Kampala, Uganda | THE INDEPENDENT | The Bank of Uganda will keep reviewing the operating conditions of the financial technology companies-Fintech, which have termed the recently introduced regulations for the sector as unfavourable.

Fintech is the technology and innovation that aims to compete with traditional financial methods in the delivery of financial services, using technology to improve activities in finance. However, rather than compete, fintech and financial institutions have progressively integrated technology in order to improve their use and delivery to consumers.

The commonest fintech businesses revolve around e-commerce or electronic payments, mobile money transfers and other financial services that are largely offered by banks and other financial institutions.
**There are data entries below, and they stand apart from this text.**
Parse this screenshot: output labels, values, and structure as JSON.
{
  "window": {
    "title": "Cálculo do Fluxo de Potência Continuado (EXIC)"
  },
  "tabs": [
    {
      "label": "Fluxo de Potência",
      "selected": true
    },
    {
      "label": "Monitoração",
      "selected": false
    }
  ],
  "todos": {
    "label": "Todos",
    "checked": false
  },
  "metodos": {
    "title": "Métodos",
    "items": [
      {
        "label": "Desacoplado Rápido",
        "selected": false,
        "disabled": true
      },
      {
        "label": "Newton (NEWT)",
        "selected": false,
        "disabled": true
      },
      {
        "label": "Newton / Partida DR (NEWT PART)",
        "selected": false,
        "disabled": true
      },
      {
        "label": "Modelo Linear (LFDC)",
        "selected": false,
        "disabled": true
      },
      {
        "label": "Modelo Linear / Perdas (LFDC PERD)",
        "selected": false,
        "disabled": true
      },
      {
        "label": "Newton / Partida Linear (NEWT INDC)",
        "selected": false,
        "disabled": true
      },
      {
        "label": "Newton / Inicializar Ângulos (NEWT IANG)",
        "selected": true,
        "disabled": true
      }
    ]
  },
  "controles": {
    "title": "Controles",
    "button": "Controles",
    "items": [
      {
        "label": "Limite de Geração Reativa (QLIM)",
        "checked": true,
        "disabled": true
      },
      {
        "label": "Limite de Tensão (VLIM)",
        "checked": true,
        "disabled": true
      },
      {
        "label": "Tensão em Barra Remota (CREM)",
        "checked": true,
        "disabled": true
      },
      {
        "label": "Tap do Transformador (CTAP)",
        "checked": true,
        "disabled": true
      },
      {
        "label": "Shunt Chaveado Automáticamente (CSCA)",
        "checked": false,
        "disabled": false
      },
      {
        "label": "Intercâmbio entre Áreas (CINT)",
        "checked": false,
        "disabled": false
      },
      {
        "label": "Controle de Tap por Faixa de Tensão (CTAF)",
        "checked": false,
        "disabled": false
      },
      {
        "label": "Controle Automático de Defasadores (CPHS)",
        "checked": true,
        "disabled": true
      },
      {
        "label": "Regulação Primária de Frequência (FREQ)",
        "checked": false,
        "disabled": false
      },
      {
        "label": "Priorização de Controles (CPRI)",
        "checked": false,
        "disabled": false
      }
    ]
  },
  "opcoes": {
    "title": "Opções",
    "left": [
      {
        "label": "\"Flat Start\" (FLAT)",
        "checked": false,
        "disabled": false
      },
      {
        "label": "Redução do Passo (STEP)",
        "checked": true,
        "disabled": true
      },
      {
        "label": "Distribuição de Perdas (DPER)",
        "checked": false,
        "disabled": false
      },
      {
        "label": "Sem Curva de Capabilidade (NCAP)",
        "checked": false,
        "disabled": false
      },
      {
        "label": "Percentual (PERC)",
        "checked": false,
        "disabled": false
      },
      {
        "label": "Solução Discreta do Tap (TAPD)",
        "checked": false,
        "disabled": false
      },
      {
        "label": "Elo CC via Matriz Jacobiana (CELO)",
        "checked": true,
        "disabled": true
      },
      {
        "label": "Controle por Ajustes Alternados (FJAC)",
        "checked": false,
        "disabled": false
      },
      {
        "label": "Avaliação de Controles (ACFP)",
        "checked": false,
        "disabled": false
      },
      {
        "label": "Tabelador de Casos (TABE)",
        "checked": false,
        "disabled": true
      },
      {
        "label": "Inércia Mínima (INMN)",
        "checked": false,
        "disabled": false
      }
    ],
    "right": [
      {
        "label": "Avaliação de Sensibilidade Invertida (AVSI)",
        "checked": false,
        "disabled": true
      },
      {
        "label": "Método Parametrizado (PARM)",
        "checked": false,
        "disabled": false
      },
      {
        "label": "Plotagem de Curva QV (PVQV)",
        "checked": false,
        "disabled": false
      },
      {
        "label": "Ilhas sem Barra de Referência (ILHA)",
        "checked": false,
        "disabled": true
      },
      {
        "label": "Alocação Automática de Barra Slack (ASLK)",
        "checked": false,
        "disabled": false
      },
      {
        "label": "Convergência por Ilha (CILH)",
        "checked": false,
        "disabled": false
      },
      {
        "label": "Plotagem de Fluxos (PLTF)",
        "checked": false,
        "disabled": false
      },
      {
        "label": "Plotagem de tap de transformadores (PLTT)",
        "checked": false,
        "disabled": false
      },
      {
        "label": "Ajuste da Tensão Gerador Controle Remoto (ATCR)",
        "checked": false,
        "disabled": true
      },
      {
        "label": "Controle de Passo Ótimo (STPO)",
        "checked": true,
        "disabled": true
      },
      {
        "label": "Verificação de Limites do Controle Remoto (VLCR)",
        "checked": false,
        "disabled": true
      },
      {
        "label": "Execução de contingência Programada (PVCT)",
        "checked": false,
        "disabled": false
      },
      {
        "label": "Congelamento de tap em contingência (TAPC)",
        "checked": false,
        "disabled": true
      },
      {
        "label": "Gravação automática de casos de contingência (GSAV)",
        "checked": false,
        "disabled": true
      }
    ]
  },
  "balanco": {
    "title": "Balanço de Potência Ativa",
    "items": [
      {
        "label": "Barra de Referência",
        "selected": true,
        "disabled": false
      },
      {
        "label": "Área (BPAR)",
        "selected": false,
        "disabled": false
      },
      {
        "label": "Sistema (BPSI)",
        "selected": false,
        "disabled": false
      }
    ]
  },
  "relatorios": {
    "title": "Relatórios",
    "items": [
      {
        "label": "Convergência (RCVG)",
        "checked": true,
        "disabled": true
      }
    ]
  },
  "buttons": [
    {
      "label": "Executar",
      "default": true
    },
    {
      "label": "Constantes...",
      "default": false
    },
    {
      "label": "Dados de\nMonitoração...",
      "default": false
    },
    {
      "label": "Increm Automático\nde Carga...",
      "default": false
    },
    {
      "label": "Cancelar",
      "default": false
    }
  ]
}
The National Payments Act 2020 that became active in June following the issuance of guidelines by the Bank of Uganda, subject the fintech to regulation by the BoU.

The regulations touch on issues including licensing, minimum capital requirements, a board of directors, a board of trustees and separation of duties between shareholders and management. But the fintech’s say that they have continuously operated under hardship with no clear direction and belonging, and this made it difficult to have some of their innovations recognized.

Edith Kutesa, the Executive Director of Mcash said they first innovated agency banking in 2010 but it did not grow until the laws were amended in 2017. Kutesa now says that while regulations are welcome, some of the requirements are too expensive for them, including hiring professional managers, directors and trustees.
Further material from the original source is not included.